Выбрать главу

Противнее всего, когда в высшем свете называют ее «мадам Желябужская». Провалились бы они все в тартарары!

Сегодня утром, когда пила кофе у себя в комнате, муж вошел, разглаживая бороду на обе стороны:

— Я решил…

— Не утруждайте себя, — прервала его.

— Вы же еще не знаете, что я хочу сказать.

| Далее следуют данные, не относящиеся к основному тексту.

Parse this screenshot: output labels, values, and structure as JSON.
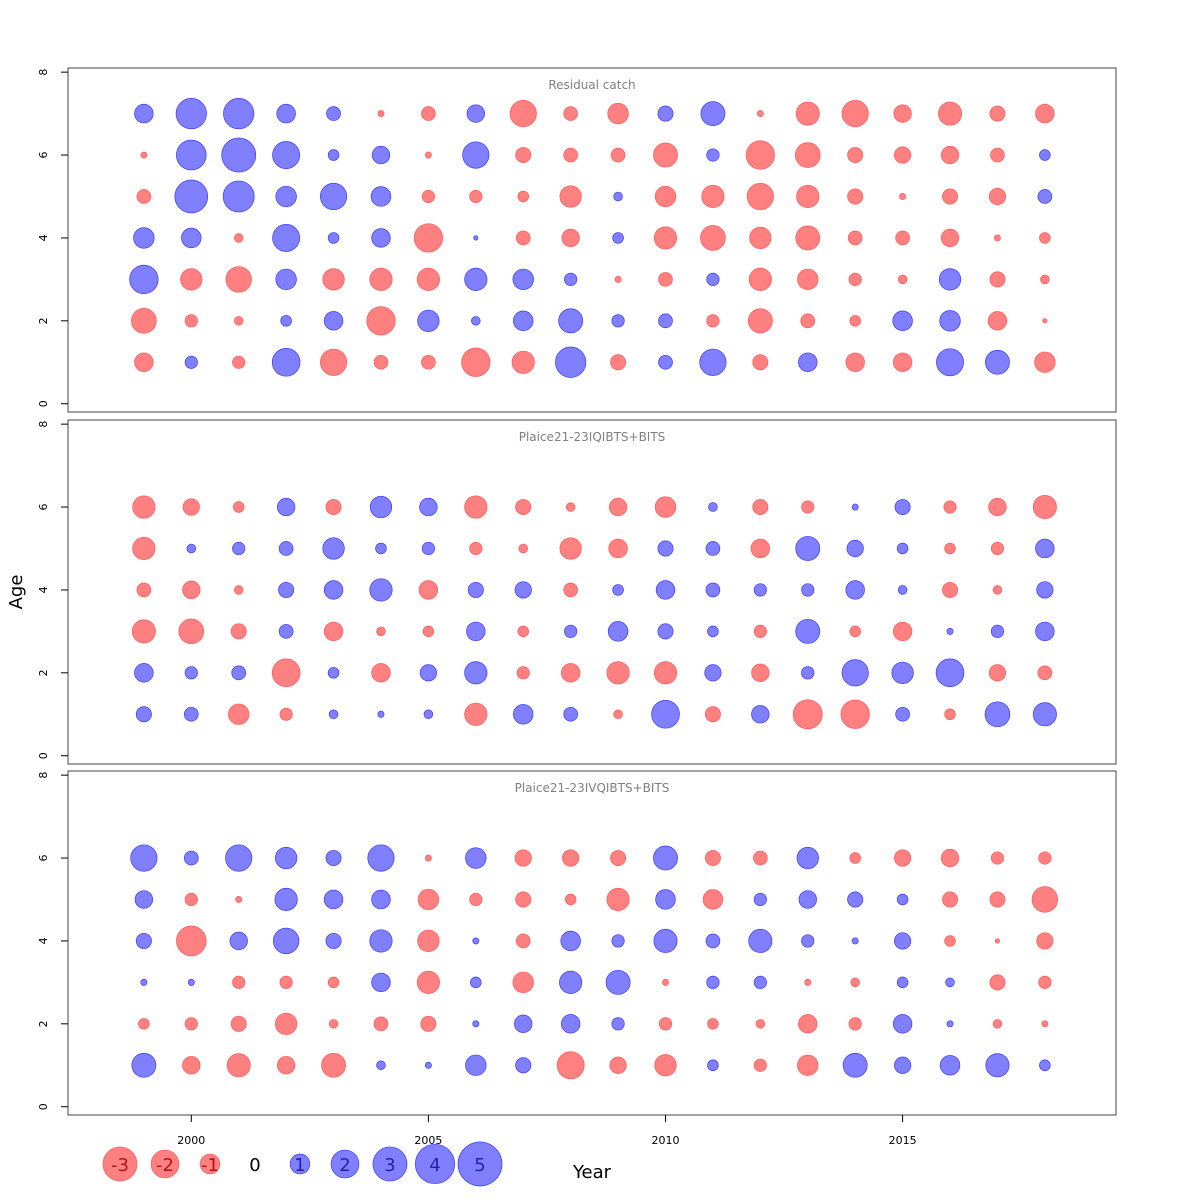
{
  "chart_data": {
    "type": "scatter",
    "subtype": "bubble-residuals",
    "xlabel": "Year",
    "ylabel": "Age",
    "x_ticks": [
      2000,
      2005,
      2010,
      2015
    ],
    "y_ticks": [
      0,
      2,
      4,
      6,
      8
    ],
    "xlim": [
      1997.4,
      2019.5
    ],
    "ylim": [
      -0.2,
      8.1
    ],
    "years": [
      1999,
      2000,
      2001,
      2002,
      2003,
      2004,
      2005,
      2006,
      2007,
      2008,
      2009,
      2010,
      2011,
      2012,
      2013,
      2014,
      2015,
      2016,
      2017,
      2018
    ],
    "colors": {
      "positive": "#8080ff",
      "negative": "#ff8080",
      "positive_stroke": "#3a3aff",
      "negative_stroke": "#ff5a5a",
      "positive_text": "#2222aa",
      "negative_text": "#b01515"
    },
    "panels": [
      {
        "title": "Residual catch",
        "ages": [
          1,
          2,
          3,
          4,
          5,
          6,
          7
        ],
        "values": [
          [
            -0.9,
            -1.6,
            2.1,
            1.1,
            -0.5,
            -0.1,
            0.9
          ],
          [
            0.4,
            -0.4,
            -1.2,
            1.0,
            2.8,
            2.3,
            2.4
          ],
          [
            -0.4,
            -0.2,
            -1.7,
            -0.2,
            2.5,
            3.0,
            2.4
          ],
          [
            2.0,
            0.3,
            1.1,
            1.9,
            1.1,
            1.9,
            0.9
          ],
          [
            -1.8,
            0.9,
            -1.2,
            0.3,
            1.8,
            0.3,
            0.5
          ],
          [
            -0.5,
            -2.1,
            -1.3,
            0.9,
            1.0,
            0.8,
            -0.1
          ],
          [
            -0.5,
            1.2,
            -1.3,
            -2.1,
            -0.4,
            -0.1,
            -0.5
          ],
          [
            -2.1,
            0.2,
            1.3,
            0.05,
            -0.4,
            1.8,
            0.8
          ],
          [
            -1.3,
            1.0,
            1.1,
            -0.5,
            -0.3,
            -0.6,
            -1.8
          ],
          [
            2.4,
            1.5,
            0.4,
            -0.8,
            -1.2,
            -0.5,
            -0.5
          ],
          [
            -0.6,
            0.4,
            -0.1,
            0.3,
            0.2,
            -0.5,
            -1.1
          ],
          [
            0.5,
            0.5,
            -0.5,
            -1.3,
            -1.1,
            -1.5,
            0.6
          ],
          [
            1.8,
            -0.4,
            0.4,
            -1.6,
            -1.3,
            0.4,
            1.5
          ],
          [
            -0.6,
            -1.5,
            -1.3,
            -1.2,
            -1.8,
            -2.1,
            -0.1
          ],
          [
            0.9,
            -0.5,
            -1.1,
            -1.5,
            -1.3,
            -1.6,
            -1.4
          ],
          [
            -0.9,
            -0.3,
            -0.4,
            -0.5,
            -0.6,
            -0.6,
            -1.8
          ],
          [
            -0.9,
            1.0,
            -0.2,
            -0.5,
            -0.1,
            -0.7,
            -0.8
          ],
          [
            1.9,
            1.1,
            1.2,
            -0.8,
            -0.6,
            -0.8,
            -1.4
          ],
          [
            1.5,
            -0.9,
            -0.6,
            -0.1,
            -0.7,
            -0.5,
            -0.6
          ],
          [
            -1.1,
            -0.05,
            -0.2,
            -0.3,
            0.5,
            0.3,
            -0.9
          ]
        ]
      },
      {
        "title": "Plaice21-23IQIBTS+BITS",
        "ages": [
          1,
          2,
          3,
          4,
          5,
          6
        ],
        "values": [
          [
            0.6,
            0.9,
            -1.4,
            -0.5,
            -1.3,
            -1.3
          ],
          [
            0.5,
            0.4,
            -1.6,
            -0.8,
            0.2,
            -0.7
          ],
          [
            -1.1,
            0.5,
            -0.6,
            -0.2,
            0.4,
            -0.3
          ],
          [
            -0.4,
            -2.0,
            0.5,
            0.6,
            0.5,
            0.8
          ],
          [
            0.2,
            0.3,
            -0.9,
            0.9,
            1.2,
            -0.6
          ],
          [
            0.1,
            -0.9,
            -0.2,
            1.3,
            0.3,
            1.2
          ],
          [
            0.2,
            0.7,
            -0.3,
            -0.9,
            0.4,
            0.8
          ],
          [
            -1.3,
            1.3,
            0.9,
            0.6,
            -0.4,
            -1.3
          ],
          [
            1.0,
            -0.4,
            -0.3,
            0.7,
            -0.2,
            -0.6
          ],
          [
            0.5,
            -0.9,
            0.4,
            -0.5,
            -1.2,
            -0.2
          ],
          [
            -0.2,
            -1.3,
            1.0,
            0.3,
            -0.9,
            -0.8
          ],
          [
            2.0,
            -1.3,
            0.6,
            0.9,
            0.6,
            -1.1
          ],
          [
            -0.6,
            0.7,
            0.3,
            0.5,
            0.5,
            0.2
          ],
          [
            0.8,
            -0.8,
            -0.4,
            0.4,
            -0.9,
            -0.6
          ],
          [
            -2.2,
            0.4,
            1.5,
            0.4,
            1.5,
            -0.4
          ],
          [
            -2.1,
            1.8,
            -0.3,
            0.9,
            0.7,
            0.1
          ],
          [
            0.5,
            1.2,
            -0.9,
            0.2,
            0.3,
            0.6
          ],
          [
            -0.3,
            2.0,
            0.1,
            -0.6,
            -0.3,
            -0.4
          ],
          [
            1.6,
            -0.7,
            0.4,
            -0.2,
            -0.4,
            -0.8
          ],
          [
            1.4,
            -0.5,
            0.9,
            0.7,
            0.9,
            -1.4
          ]
        ]
      },
      {
        "title": "Plaice21-23IVQIBTS+BITS",
        "ages": [
          1,
          2,
          3,
          4,
          5,
          6
        ],
        "values": [
          [
            1.5,
            -0.3,
            0.1,
            0.6,
            0.8,
            1.8
          ],
          [
            -0.8,
            -0.4,
            0.1,
            -2.3,
            -0.4,
            0.5
          ],
          [
            -1.4,
            -0.6,
            -0.4,
            0.8,
            -0.1,
            1.8
          ],
          [
            -0.8,
            -1.2,
            -0.4,
            1.7,
            1.3,
            1.2
          ],
          [
            -1.5,
            -0.2,
            -0.3,
            0.6,
            0.9,
            0.6
          ],
          [
            0.2,
            -0.5,
            0.9,
            1.3,
            0.9,
            1.8
          ],
          [
            0.1,
            -0.6,
            -1.3,
            -1.2,
            -1.1,
            -0.1
          ],
          [
            1.1,
            0.1,
            0.3,
            0.1,
            -0.4,
            1.1
          ],
          [
            0.6,
            0.8,
            -1.1,
            -0.5,
            -0.6,
            -0.7
          ],
          [
            -1.9,
            0.9,
            1.3,
            1.0,
            -0.3,
            -0.7
          ],
          [
            -0.7,
            0.4,
            1.5,
            0.4,
            -1.3,
            -0.6
          ],
          [
            -1.2,
            -0.4,
            -0.1,
            1.4,
            1.0,
            1.5
          ],
          [
            0.3,
            -0.3,
            0.4,
            0.5,
            -1.0,
            -0.6
          ],
          [
            -0.4,
            -0.2,
            0.4,
            1.4,
            0.4,
            -0.5
          ],
          [
            -1.1,
            -0.9,
            -0.1,
            0.4,
            0.8,
            1.2
          ],
          [
            1.5,
            -0.4,
            -0.2,
            0.1,
            0.6,
            -0.3
          ],
          [
            0.7,
            0.9,
            0.3,
            0.7,
            0.3,
            -0.7
          ],
          [
            1.0,
            0.1,
            0.2,
            -0.3,
            -0.6,
            -0.8
          ],
          [
            1.4,
            -0.2,
            -0.6,
            -0.05,
            -0.6,
            -0.4
          ],
          [
            0.3,
            -0.1,
            -0.4,
            -0.7,
            -1.7,
            -0.4
          ]
        ]
      }
    ],
    "legend": {
      "placement": "bottom-left",
      "entries": [
        {
          "label": "-3",
          "value": -3
        },
        {
          "label": "-2",
          "value": -2
        },
        {
          "label": "-1",
          "value": -1
        },
        {
          "label": "0",
          "value": 0
        },
        {
          "label": "1",
          "value": 1
        },
        {
          "label": "2",
          "value": 2
        },
        {
          "label": "3",
          "value": 3
        },
        {
          "label": "4",
          "value": 4
        },
        {
          "label": "5",
          "value": 5
        }
      ]
    }
  }
}
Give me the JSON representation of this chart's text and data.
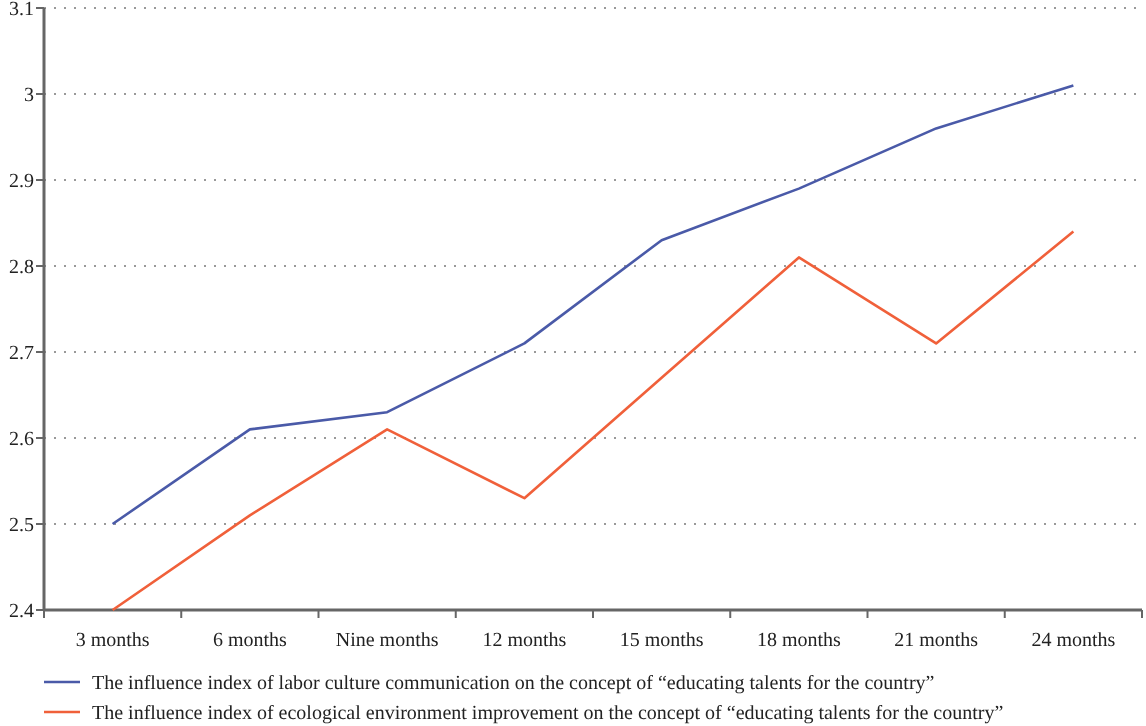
{
  "chart_data": {
    "type": "line",
    "categories": [
      "3 months",
      "6 months",
      "Nine months",
      "12 months",
      "15 months",
      "18 months",
      "21 months",
      "24 months"
    ],
    "series": [
      {
        "name": "The influence index of labor culture communication on the concept of “educating talents for the country”",
        "color": "#4a5aa8",
        "values": [
          2.5,
          2.61,
          2.63,
          2.71,
          2.83,
          2.89,
          2.96,
          3.01
        ]
      },
      {
        "name": "The influence index of ecological environment improvement on the concept of “educating talents for the country”",
        "color": "#f0603a",
        "values": [
          2.4,
          2.51,
          2.61,
          2.53,
          2.67,
          2.81,
          2.71,
          2.84
        ]
      }
    ],
    "ylim": [
      2.4,
      3.1
    ],
    "yticks": [
      2.4,
      2.5,
      2.6,
      2.7,
      2.8,
      2.9,
      3,
      3.1
    ],
    "grid": "y",
    "legend": "bottom",
    "marker": "none",
    "line_style": "solid"
  }
}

— Знаю. Вам лестно поехать в одном поезде с труппой Художественного театра!

— С вами… Вас проводить…

— Оставьте меня. Мне надо уложить все в дорогу. Собраться с мыслями. Умоляю: оставьте. И никогда не оказывайте мне без присутствия посторонних никаких знаков внимания.

— Но я же… Я искренне…

— Вы, Андрей Алексеевич… — Встала, выпрямилась перед ним. — Вы очень порядочный человек. Во всем. Кроме ваших отношений с другими женщинами. И вы былого не вернете. Я вам сказала пять лет назад: буду жить под одной крышей только ради детей. Скрепя сердце буду играть роль хозяйки дома. Зачем вы понуждаете меня всякий раз повторять это? Кажется, я пока что исправно играю свою роль…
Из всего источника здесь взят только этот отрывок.